Share on facebook
Facebook
Share on twitter
Twitter
Share on linkedin
LinkedIn
Share on whatsapp
WhatsApp
Share on email
Email

Hoeveel lager kan die rente nog?

De beurswereld begon het jaar 2014 met een optimistische visie op de reële economie. De Amerikaanse economie zou verder aantrekken en daardoor was ook voor Europa licht aan het einde van de tunnel zichtbaar. De “absurd lage” rentestanden waarmee we 2013 eindigden zouden tot het verleden gaan behoren. Obligatiebeleggers moesten zich voorbereiden op zware tijden.
Hoe anders is het uitgepakt. En de vraag blijft: kan het nog lager of is nu echt de bodem bereikt?


Grafiek: Rendement op tienjaars staatleningen Duitsland en Nederland en het ecart. Bron: VWD

Bovenstaande vraag komt aan het eind van deze column aan de orde. Eerst wordt ingegaan op de economische context.

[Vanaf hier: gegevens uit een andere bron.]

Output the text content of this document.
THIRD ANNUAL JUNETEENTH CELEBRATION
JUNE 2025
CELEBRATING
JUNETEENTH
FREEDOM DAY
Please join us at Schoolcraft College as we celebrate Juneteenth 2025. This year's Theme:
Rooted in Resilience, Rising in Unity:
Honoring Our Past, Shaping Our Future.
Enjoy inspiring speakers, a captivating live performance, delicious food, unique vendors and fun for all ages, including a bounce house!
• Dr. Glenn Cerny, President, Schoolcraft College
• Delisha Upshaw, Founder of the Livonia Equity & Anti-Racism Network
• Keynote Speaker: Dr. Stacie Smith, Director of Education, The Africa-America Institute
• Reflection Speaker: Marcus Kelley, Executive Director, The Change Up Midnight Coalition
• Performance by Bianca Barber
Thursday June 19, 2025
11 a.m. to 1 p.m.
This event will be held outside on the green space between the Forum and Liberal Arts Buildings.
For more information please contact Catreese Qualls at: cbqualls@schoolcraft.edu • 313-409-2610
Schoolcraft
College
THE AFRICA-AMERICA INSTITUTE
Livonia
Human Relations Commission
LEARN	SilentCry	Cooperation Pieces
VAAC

Er zijn in 2014 wel een aantal momenten geweest dat het tij leek te keren. In april steeg plotseling het rendement op tienjaars Nederlandse staatsleningen, maar die onrust was snel voorbij.
Ook op momenten dat de kapitaalmarktrente in Amerika snel steeg – zoals begin september – had de rente in Europa de neiging mee te gaan, maar ook dit was tijdelijk.

Aan het eind van het derde kwartaal werd duidelijk dat het groeiherstel in de eurozone uitbleef en dat zelfs de kans op een nieuwe recessie toenam. Het IMF spreekt van een 30 – 40% kans (waar heeft zij deze schijnbaar exacte kansberekening vandaan?) op een triple dip recessie. De economische malheur wordt versterkt door de geopolitieke spanningen in de door IS geteisterde Midden Oosten-regio en de onrust in de Oekraïne, waarbij vooral de laatste brandhaard een economische impact heeft. Ongelukkigerwijs wordt hierbij vooral de investeringsbereidheid in Duitsland getroffen, waardoor juist de motor van de eurozone wordt getroffen.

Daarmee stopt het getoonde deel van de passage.